M. Shah1, T. Sathe1, C. Silvestri1, N. B. Verhagen2, N. Wolfrath2, S. Krishnamoorthy1, A. Kothari2 1Columbia University College Of Physicians And Surgeons, Department Of Surgery, New York, NY, USA 2Medical College Of Wisconsin, Milwaukee, WI, USA
Introduction:
The recent rise of large language models (LLMs) has expanded the opportunity to incorporate AI into many different sectors; however, adoption in medicine remains cautious. Following the release of OpenAI's ChatGPT and other transformer-based LLMs, this new era of models can recognize context and accurately retrieve knowledge, demonstrated by an ability to pass medical board examinations. We wanted to understand whether LLMs could accurately simulate a more complex and dynamic examination format such as the American Board of Surgery Certifying Exam (ABS CE).
Methods:
We built a custom chatbot using the GPT-4 LLM by OpenAI. The chatbot was designed to simulate the experience of taking the ABS CE by guiding users through cases in the style of surgical oral boards. The bot was trained to provide users with a case introduction and answer questions on history, physical exam, labs, imaging, and studies when requested. It then asks users to walk through the appropriate preoperative setup, steps of the operation, and postoperative care.

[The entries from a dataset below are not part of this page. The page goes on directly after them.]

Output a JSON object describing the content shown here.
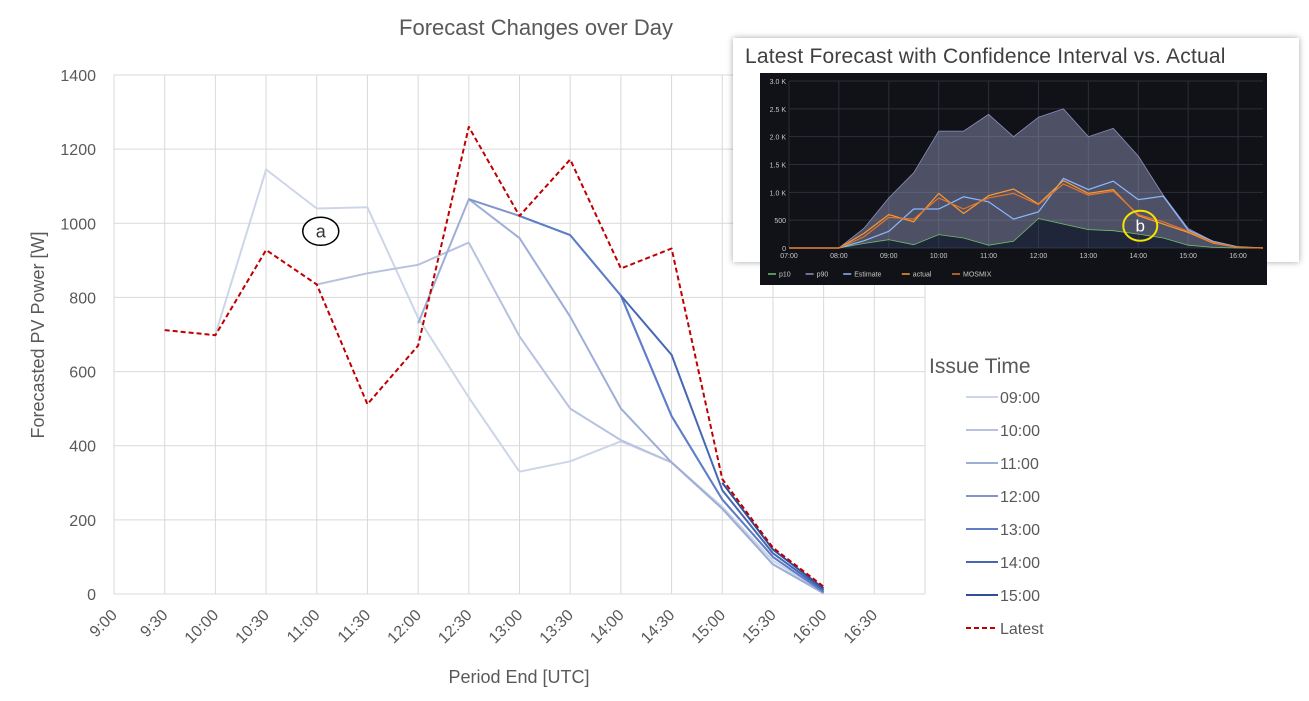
{
  "chart_data": [
    {
      "type": "line",
      "title": "Forecast Changes over Day",
      "xlabel": "Period End [UTC]",
      "ylabel": "Forecasted PV Power [W]",
      "ylim": [
        0,
        1400
      ],
      "yticks": [
        0,
        200,
        400,
        600,
        800,
        1000,
        1200,
        1400
      ],
      "categories": [
        "9:00",
        "9:30",
        "10:00",
        "10:30",
        "11:00",
        "11:30",
        "12:00",
        "12:30",
        "13:00",
        "13:30",
        "14:00",
        "14:30",
        "15:00",
        "15:30",
        "16:00",
        "16:30"
      ],
      "grid": true,
      "legend_title": "Issue Time",
      "legend_position": "right",
      "series": [
        {
          "name": "09:00",
          "color": "#cdd5e9",
          "dash": false,
          "values": [
            null,
            null,
            700,
            1145,
            1040,
            1043,
            745,
            530,
            330,
            358,
            412,
            355,
            235,
            90,
            5,
            null
          ]
        },
        {
          "name": "10:00",
          "color": "#b7c2df",
          "dash": false,
          "values": [
            null,
            null,
            null,
            null,
            835,
            865,
            888,
            948,
            695,
            500,
            415,
            355,
            230,
            80,
            2,
            null
          ]
        },
        {
          "name": "11:00",
          "color": "#9eaed6",
          "dash": false,
          "values": [
            null,
            null,
            null,
            null,
            null,
            null,
            730,
            1065,
            960,
            748,
            500,
            355,
            230,
            80,
            2,
            null
          ]
        },
        {
          "name": "12:00",
          "color": "#7f95cb",
          "dash": false,
          "values": [
            null,
            null,
            null,
            null,
            null,
            null,
            null,
            1065,
            1020,
            968,
            805,
            480,
            255,
            100,
            5,
            null
          ]
        },
        {
          "name": "13:00",
          "color": "#5f7ec8",
          "dash": false,
          "values": [
            null,
            null,
            null,
            null,
            null,
            null,
            null,
            null,
            1020,
            968,
            805,
            480,
            255,
            100,
            5,
            null
          ]
        },
        {
          "name": "14:00",
          "color": "#4667b2",
          "dash": false,
          "values": [
            null,
            null,
            null,
            null,
            null,
            null,
            null,
            null,
            null,
            null,
            805,
            645,
            280,
            110,
            10,
            null
          ]
        },
        {
          "name": "15:00",
          "color": "#2f4f9c",
          "dash": false,
          "values": [
            null,
            null,
            null,
            null,
            null,
            null,
            null,
            null,
            null,
            null,
            null,
            null,
            300,
            120,
            15,
            null
          ]
        },
        {
          "name": "Latest",
          "color": "#c00000",
          "dash": true,
          "values": [
            null,
            712,
            698,
            928,
            835,
            512,
            670,
            1260,
            1020,
            1172,
            878,
            932,
            310,
            125,
            20,
            null
          ]
        }
      ],
      "annotations": [
        {
          "label": "a",
          "at_category": "11:00",
          "at_value": 1000
        }
      ]
    },
    {
      "type": "area",
      "title": "Latest Forecast with Confidence Interval vs. Actual",
      "ylim": [
        0,
        3000
      ],
      "yticks": [
        "0",
        "500",
        "1.0 K",
        "1.5 K",
        "2.0 K",
        "2.5 K",
        "3.0 K"
      ],
      "x": [
        "07:00",
        "07:30",
        "08:00",
        "08:30",
        "09:00",
        "09:30",
        "10:00",
        "10:30",
        "11:00",
        "11:30",
        "12:00",
        "12:30",
        "13:00",
        "13:30",
        "14:00",
        "14:30",
        "15:00",
        "15:30",
        "16:00",
        "16:30"
      ],
      "xticks": [
        "07:00",
        "08:00",
        "09:00",
        "10:00",
        "11:00",
        "12:00",
        "13:00",
        "14:00",
        "15:00",
        "16:00"
      ],
      "legend_position": "bottom-left",
      "series": [
        {
          "name": "p10",
          "color": "#73bf69",
          "values": [
            0,
            0,
            0,
            80,
            150,
            60,
            240,
            180,
            50,
            120,
            530,
            430,
            330,
            310,
            250,
            180,
            50,
            10,
            0,
            0
          ]
        },
        {
          "name": "p90",
          "color": "#8f8fbf",
          "values": [
            0,
            0,
            0,
            350,
            900,
            1350,
            2100,
            2100,
            2400,
            2000,
            2350,
            2500,
            2000,
            2150,
            1650,
            950,
            350,
            120,
            20,
            0
          ]
        },
        {
          "name": "Estimate",
          "color": "#8ab8ff",
          "values": [
            0,
            0,
            0,
            130,
            300,
            700,
            700,
            920,
            830,
            520,
            650,
            1250,
            1050,
            1200,
            870,
            930,
            320,
            120,
            20,
            0
          ]
        },
        {
          "name": "actual",
          "color": "#ff9830",
          "values": [
            0,
            0,
            0,
            260,
            600,
            470,
            980,
            620,
            940,
            1060,
            790,
            1210,
            980,
            1050,
            580,
            430,
            280,
            90,
            10,
            0
          ]
        },
        {
          "name": "MOSMIX",
          "color": "#e0752d",
          "values": [
            0,
            0,
            0,
            200,
            550,
            520,
            900,
            700,
            900,
            980,
            780,
            1150,
            950,
            1020,
            600,
            470,
            300,
            100,
            10,
            0
          ]
        }
      ],
      "annotations": [
        {
          "label": "b",
          "at": "14:00",
          "at_value": 400
        }
      ]
    }
  ]
}
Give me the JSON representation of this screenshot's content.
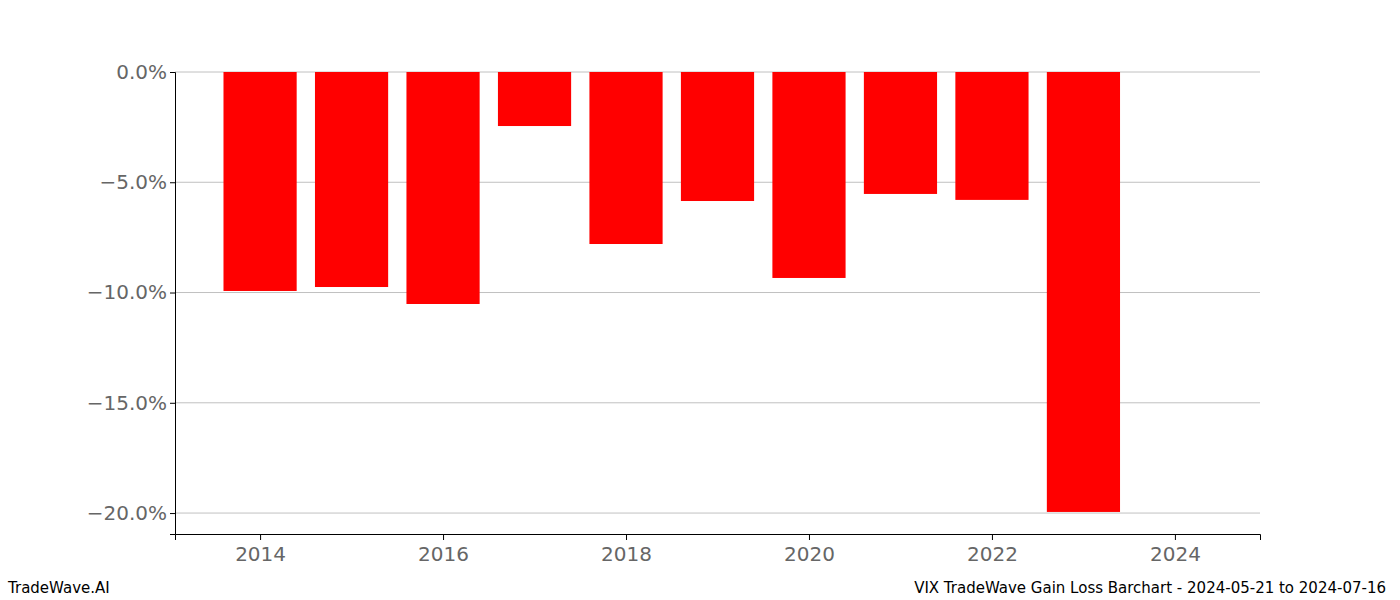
{
  "chart_data": {
    "type": "bar",
    "title": "VIX TradeWave Gain Loss Barchart - 2024-05-21 to 2024-07-16",
    "subtitle": "TradeWave.AI",
    "x": [
      2014,
      2015,
      2016,
      2017,
      2018,
      2019,
      2020,
      2021,
      2022,
      2023
    ],
    "values": [
      -9.93,
      -9.75,
      -10.52,
      -2.45,
      -7.8,
      -5.85,
      -9.34,
      -5.53,
      -5.8,
      -19.95
    ],
    "color": "#ff0000",
    "xlim": [
      2013.07,
      2024.93
    ],
    "xticks": [
      2014,
      2016,
      2018,
      2020,
      2022,
      2024
    ],
    "ylim": [
      -20.95,
      0
    ],
    "yticks": [
      {
        "value": 0,
        "label": "0.0%"
      },
      {
        "value": -5,
        "label": "−5.0%"
      },
      {
        "value": -10,
        "label": "−10.0%"
      },
      {
        "value": -15,
        "label": "−15.0%"
      },
      {
        "value": -20,
        "label": "−20.0%"
      }
    ],
    "grid": true
  }
}
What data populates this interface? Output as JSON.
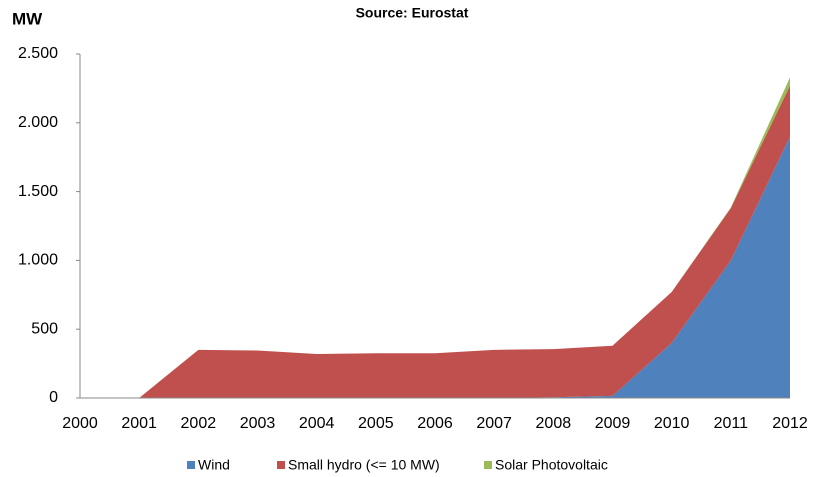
{
  "chart_data": {
    "type": "stacked_area",
    "title": "Source: Eurostat",
    "y_label": "MW",
    "categories": [
      "2000",
      "2001",
      "2002",
      "2003",
      "2004",
      "2005",
      "2006",
      "2007",
      "2008",
      "2009",
      "2010",
      "2011",
      "2012"
    ],
    "series": [
      {
        "name": "Wind",
        "color": "#4f81bd",
        "values": [
          0,
          0,
          0,
          0,
          0,
          0,
          0,
          0,
          5,
          15,
          400,
          1000,
          1900
        ]
      },
      {
        "name": "Small hydro (<= 10 MW)",
        "color": "#c0504d",
        "values": [
          0,
          0,
          350,
          345,
          320,
          325,
          325,
          350,
          350,
          365,
          370,
          380,
          370
        ]
      },
      {
        "name": "Solar Photovoltaic",
        "color": "#9bbb59",
        "values": [
          0,
          0,
          0,
          0,
          0,
          0,
          0,
          0,
          0,
          0,
          0,
          5,
          60
        ]
      }
    ],
    "ylim": [
      0,
      2500
    ],
    "yticks": [
      0,
      500,
      {
        "value": 1000,
        "label": "1.000"
      },
      {
        "value": 1500,
        "label": "1.500"
      },
      {
        "value": 2000,
        "label": "2.000"
      },
      {
        "value": 2500,
        "label": "2.500"
      }
    ],
    "legend": "bottom",
    "grid": false
  }
}
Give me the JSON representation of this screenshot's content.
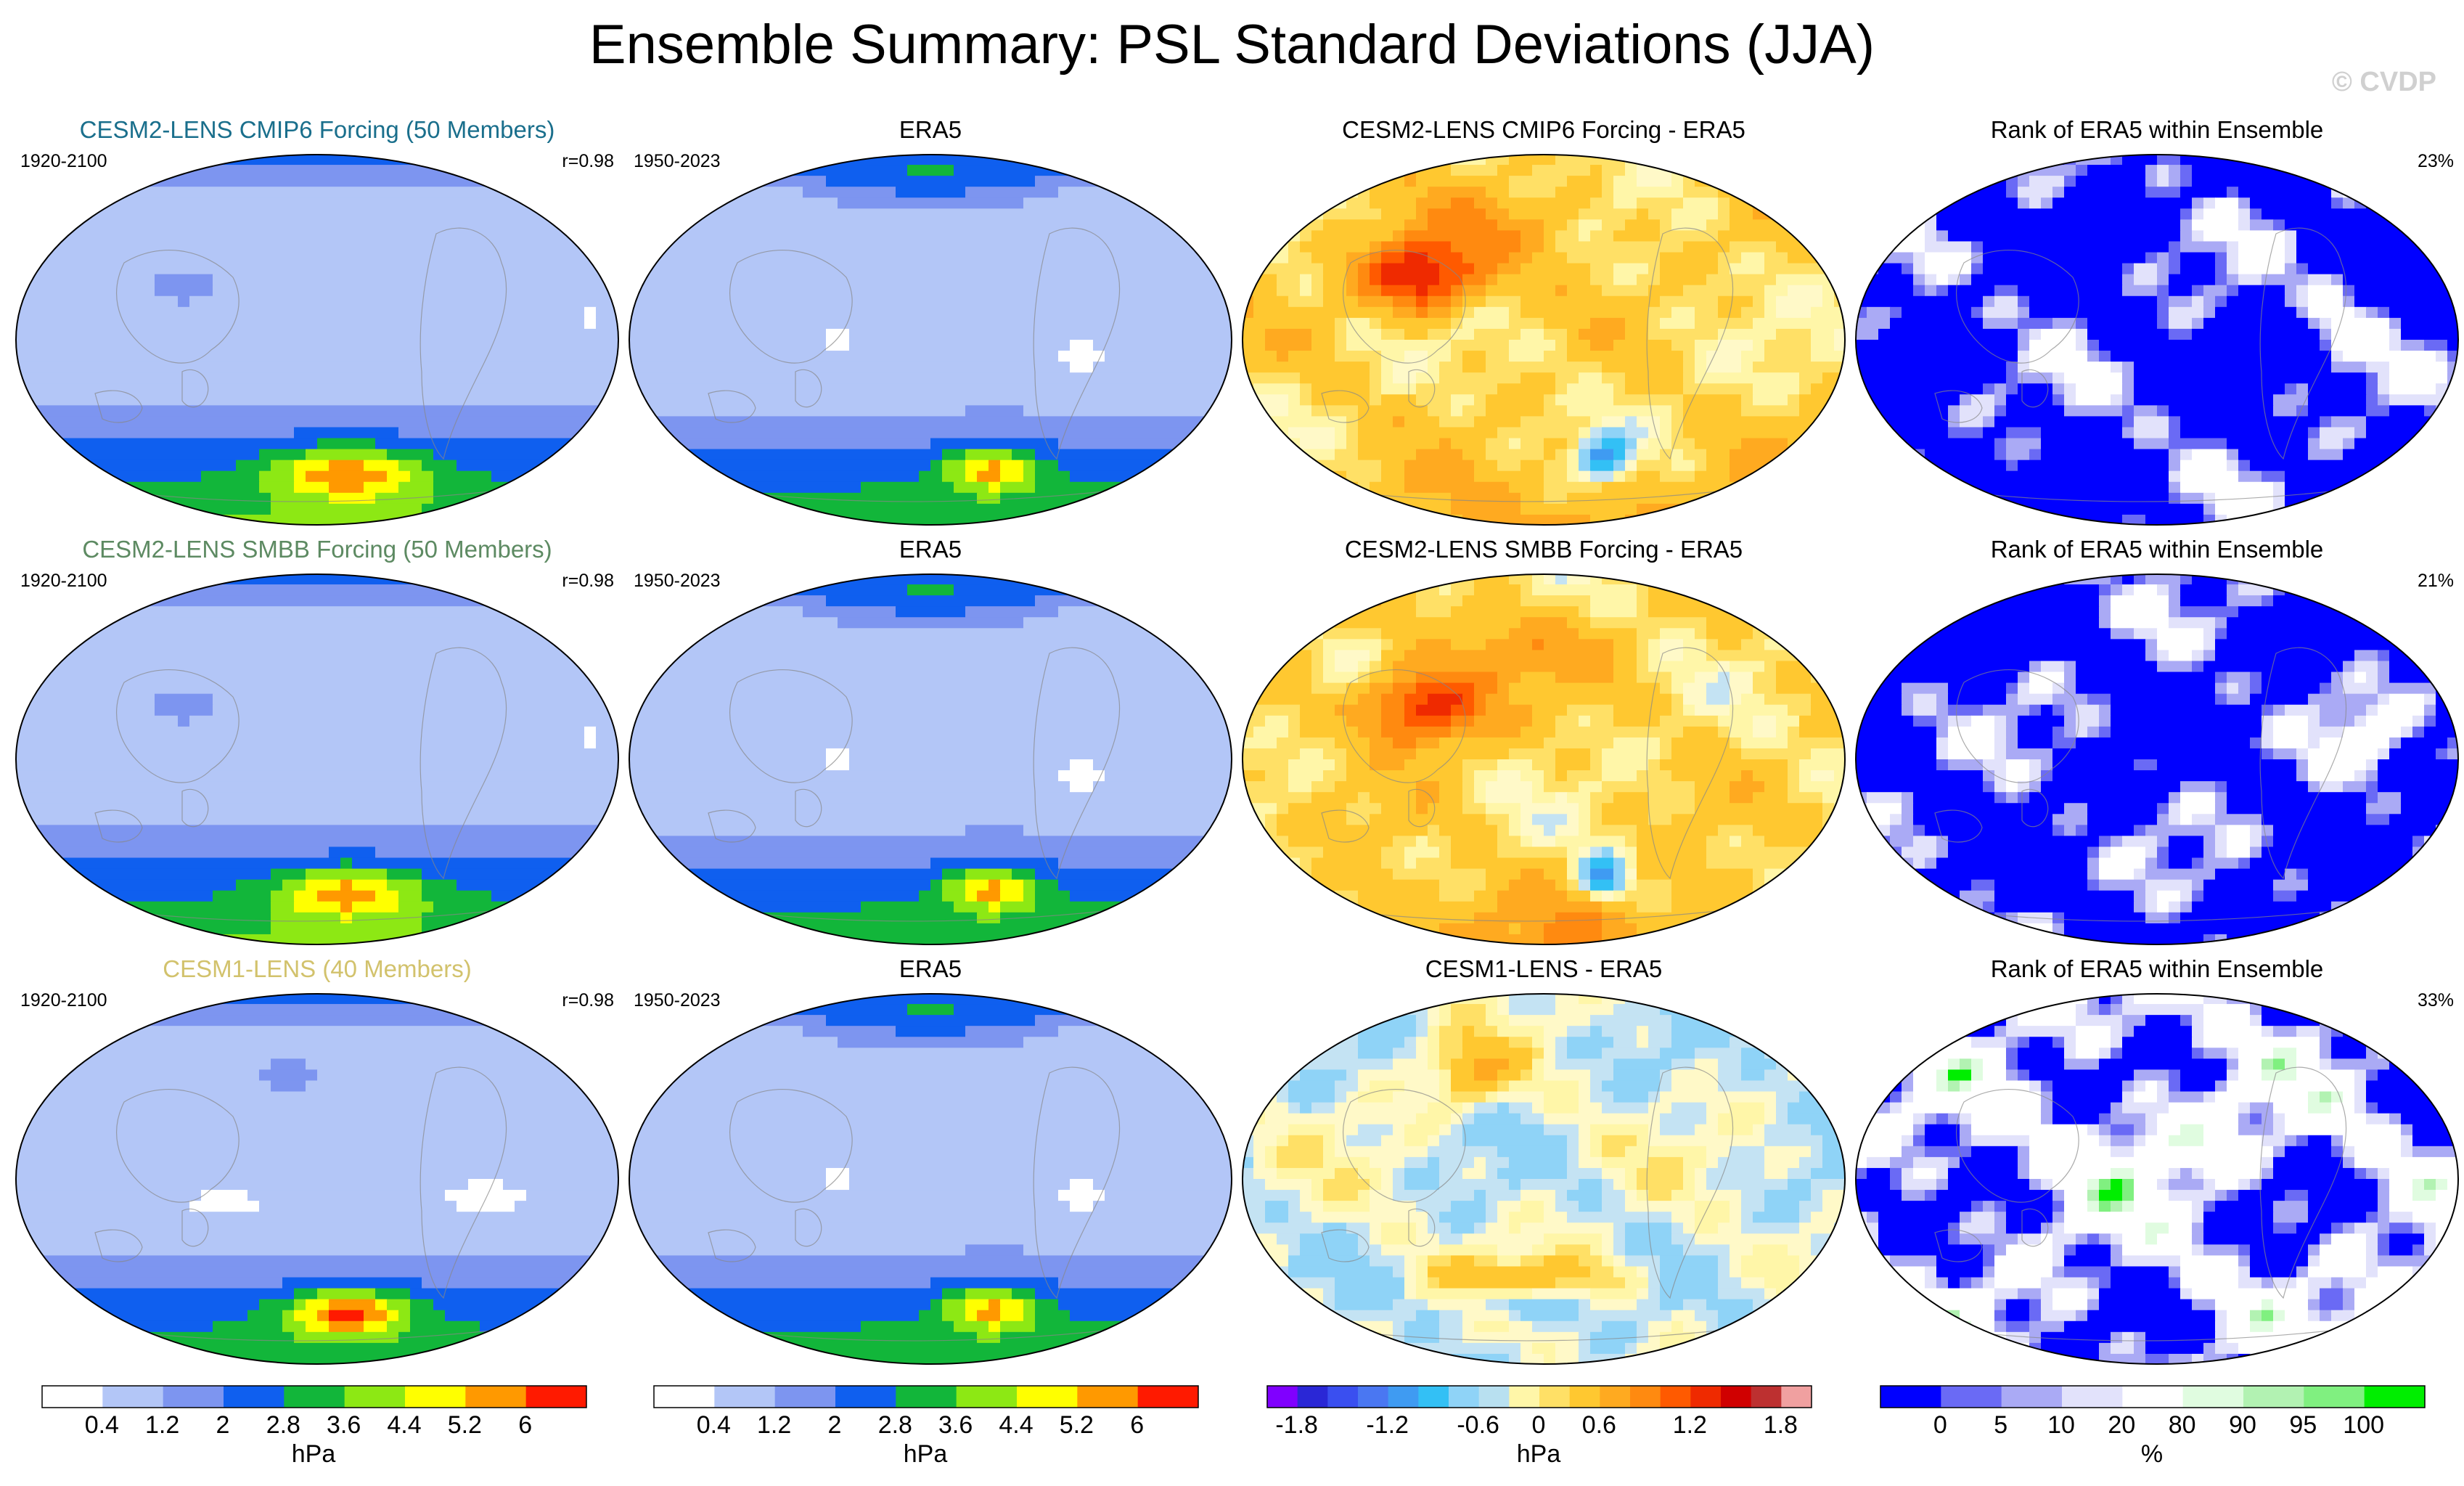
{
  "header": {
    "title": "Ensemble Summary: PSL Standard Deviations (JJA)",
    "copyright": "© CVDP"
  },
  "rows": [
    {
      "model": {
        "title": "CESM2-LENS CMIP6 Forcing (50 Members)",
        "period": "1920-2100",
        "r": "r=0.98",
        "color": "#1a6f8c",
        "sim": "s1"
      },
      "obs": {
        "title": "ERA5",
        "period": "1950-2023",
        "sim": "obs"
      },
      "diff": {
        "title": "CESM2-LENS CMIP6 Forcing - ERA5",
        "sim": "d1"
      },
      "rank": {
        "title": "Rank of ERA5 within Ensemble",
        "pct": "23%",
        "sim": "r1"
      }
    },
    {
      "model": {
        "title": "CESM2-LENS SMBB Forcing (50 Members)",
        "period": "1920-2100",
        "r": "r=0.98",
        "color": "#5d8a62",
        "sim": "s2"
      },
      "obs": {
        "title": "ERA5",
        "period": "1950-2023",
        "sim": "obs"
      },
      "diff": {
        "title": "CESM2-LENS SMBB Forcing - ERA5",
        "sim": "d2"
      },
      "rank": {
        "title": "Rank of ERA5 within Ensemble",
        "pct": "21%",
        "sim": "r2"
      }
    },
    {
      "model": {
        "title": "CESM1-LENS (40 Members)",
        "period": "1920-2100",
        "r": "r=0.98",
        "color": "#d2c26c",
        "sim": "s3"
      },
      "obs": {
        "title": "ERA5",
        "period": "1950-2023",
        "sim": "obs"
      },
      "diff": {
        "title": "CESM1-LENS - ERA5",
        "sim": "d3"
      },
      "rank": {
        "title": "Rank of ERA5 within Ensemble",
        "pct": "33%",
        "sim": "r3"
      }
    }
  ],
  "colorbars": [
    {
      "unit": "hPa",
      "colors": [
        "#ffffff",
        "#b3c6f7",
        "#7d95f0",
        "#0f5fef",
        "#12b63a",
        "#8de814",
        "#ffff00",
        "#ff9900",
        "#ff1a00"
      ],
      "labels": [
        "0.4",
        "1.2",
        "2",
        "2.8",
        "3.6",
        "4.4",
        "5.2",
        "6"
      ]
    },
    {
      "unit": "hPa",
      "colors": [
        "#ffffff",
        "#b3c6f7",
        "#7d95f0",
        "#0f5fef",
        "#12b63a",
        "#8de814",
        "#ffff00",
        "#ff9900",
        "#ff1a00"
      ],
      "labels": [
        "0.4",
        "1.2",
        "2",
        "2.8",
        "3.6",
        "4.4",
        "5.2",
        "6"
      ]
    },
    {
      "unit": "hPa",
      "colors": [
        "#8000ff",
        "#2a27d6",
        "#3a4ff0",
        "#4a77f2",
        "#3f9bf2",
        "#33c0f5",
        "#8fd3f7",
        "#b8e0f0",
        "#fff6a8",
        "#ffe066",
        "#ffc830",
        "#ffaa20",
        "#ff8a10",
        "#ff5a00",
        "#ef2a00",
        "#d00000",
        "#bd3030",
        "#f0a0a0"
      ],
      "labels": [
        "-1.8",
        "-1.2",
        "-0.6",
        "0",
        "0.6",
        "1.2",
        "1.8"
      ]
    },
    {
      "unit": "%",
      "colors": [
        "#0000ff",
        "#6a6af5",
        "#aaaaf5",
        "#e2e2fb",
        "#ffffff",
        "#e0fce0",
        "#b2f2b2",
        "#80f080",
        "#00ee00"
      ],
      "labels": [
        "0",
        "5",
        "10",
        "20",
        "80",
        "90",
        "95",
        "100"
      ]
    }
  ]
}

At the end of each case, the chatbot created a multiple-choice question that synthesized the themes of the case and finally asked users for feedback. We asked surgical residents and faculty to try the chatbot and provide early feedback to guide iterative design. The primary objective of this analysis was to determine user engagement and feedback on the educational instrument.
Results:
Here, we present a novel proof-of-concept for an LLM-powered chatbot simulating the ABS CE experience. In a pilot demonstration, 22 simulations were completed by eight users. The average number of exchanges in each conversation was 10.4, ranging from 7 to 16, including both chatbot and user messages. User-feedback centered on three areas: (1) improving the user experience, (2) adding new features such as topic and difficulty selection, and (3) ensuring accuracy of responses.
Conclusion:
Our initial engagement demonstrates that a GPT-4 powered chatbot for board preparation is a viable application of LLM technology in surgical education. Feedback from users thus far is favorable, supporting the appetite for more dynamic tools that present scenarios in the style of oral boards. Future directions will include validating the accuracy and appropriateness of the chatbot’s prompts and responses through expert review of the conversation transcripts.